Text classification is a widely used natural language processing task in different business problems. Given a statement or document, the task involves assigning to it an appropriate category from a pre-defined set of categories. The dataset of choice determines the set of categories. Text classification has applications in emotion classification, news classification, spam email detection, auto-tagging of customer queries etc.
In the present problem, the statements are the product descriptions and the categories are Electronics
, Household
, Books
and Clothing & Accessories
.
Original source: https://doi.org/10.5281/zenodo.3355823
Kaggle dataset: https://www.kaggle.com/datasets/saurabhshahane/ecommerce-text-classification
The dataset has been scraped from Indian e-commerce platform(s).
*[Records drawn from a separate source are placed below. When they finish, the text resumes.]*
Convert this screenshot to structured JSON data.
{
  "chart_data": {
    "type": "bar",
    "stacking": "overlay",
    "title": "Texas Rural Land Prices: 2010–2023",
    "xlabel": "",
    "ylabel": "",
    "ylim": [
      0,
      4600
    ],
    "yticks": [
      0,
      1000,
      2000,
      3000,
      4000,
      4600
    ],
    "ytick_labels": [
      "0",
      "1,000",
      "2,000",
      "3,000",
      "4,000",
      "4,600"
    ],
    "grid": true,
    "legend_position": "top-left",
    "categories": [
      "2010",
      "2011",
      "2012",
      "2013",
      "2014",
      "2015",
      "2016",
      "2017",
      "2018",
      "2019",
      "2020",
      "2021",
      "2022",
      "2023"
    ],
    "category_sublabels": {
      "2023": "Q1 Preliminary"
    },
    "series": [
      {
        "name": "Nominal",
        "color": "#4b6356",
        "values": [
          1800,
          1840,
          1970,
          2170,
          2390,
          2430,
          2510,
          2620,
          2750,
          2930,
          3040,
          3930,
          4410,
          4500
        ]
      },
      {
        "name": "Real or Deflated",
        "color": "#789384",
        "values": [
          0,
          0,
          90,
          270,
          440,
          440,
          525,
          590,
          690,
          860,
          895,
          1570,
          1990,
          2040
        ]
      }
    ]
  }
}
It contains e-commerce text data for four categories: Electronics
, Household
, Books
and Clothing & Accessories
. Roughly speaking, these four categories cover
The objective of the project is to classify a product into the four categories Electronics
, Household
, Books
and Clothing & Accessories
, based on its description available in the e-commerce platform.
-
Performed basic exploratory data analysis, comparing the distributions of the number of characters, number of words, and average word-length of descriptions of products from different categories
-
Employed several text normalization techniques, namely convertion to lowercase, removal of whitespaces, removal of punctuations, removal of unicode characters, substitution of acronyms, substitution of contractions, removal of stop words, stemming and lemmatization, discardment of non-alphabetic words, retainment of relevant parts of speech, removal of additional stop words
-
Combined the processes in an appropriate order into a single function that takes a text as input and outputs a normalized version of that text
-
Implemented text normalization on product descriptions in the given dataset
from cleantext import clean
clean("some input",
fix_unicode=True, # fix various unicode errors
to_ascii=True, # transliterate to closest ASCII representation
lower=True, # lowercase text
no_line_breaks=False, # fully strip line breaks as opposed to only normalizing them
no_urls=False, # replace all URLs with a special token
no_emails=False, # replace all email addresses with a special token
no_phone_numbers=False, # replace all phone numbers with a special token
no_numbers=False, # replace all numbers with a special token
no_digits=False, # replace all digits with a special token
no_currency_symbols=False, # replace all currency symbols with a special token
no_punct=False, # remove punctuations
replace_with_punct="", # instead of removing punctuations you may replace them
replace_with_url="<URL>",
replace_with_email="<EMAIL>",
replace_with_phone_number="<PHONE>",
replace_with_number="<NUMBER>",
replace_with_digit="0",
replace_with_currency_symbol="<CUR>",
lang="en" # set to 'de' for German special handling
)
-
Loaded the normalized dataset obtained from EDA and Text Normalization**
-
Used TF-IDF vectorizer on normalized descriptions for text vectorization
-
Used several classifiers, namely logistic regression, k-nearest neighbors classifier, decision tree, support vector machine with linear kernel, random forest, stochastic gradient descent classifier, ridge classifier, XGBoost and AdaBoost for baseline modeling
-
Performed hyperparameter tuning on the support vector machine classifier with linear kernel
-
Employed the model with the highest validation accuracy to predict the labels of the test observations and obtained a test accuracy of
$0.957965$
-
Employed a few selected text normalization processes, namely convertion to lowercase and substitution of contractions on the raw data on product descriptions
-
Used Google's pre-trained Word2Vec model on the tokens, obtained from the partially normalized descriptions, to get the embeddings
-
The embeddings are then converted to compressed sparse row (CSR) format
-
Used several classifiers, namely logistic regression, k-nearest neighbors classifier, decision tree, support vector machine with linear kernel, naive Bayes, random forest, linear discriminant analysis classifier, stochastic gradient descent classifier, ridge classifier, XGBoost, AdaBoost, CatBoost, neural network for baseline modeling
-
Performed hyperparameter tuning on XGBoost classifier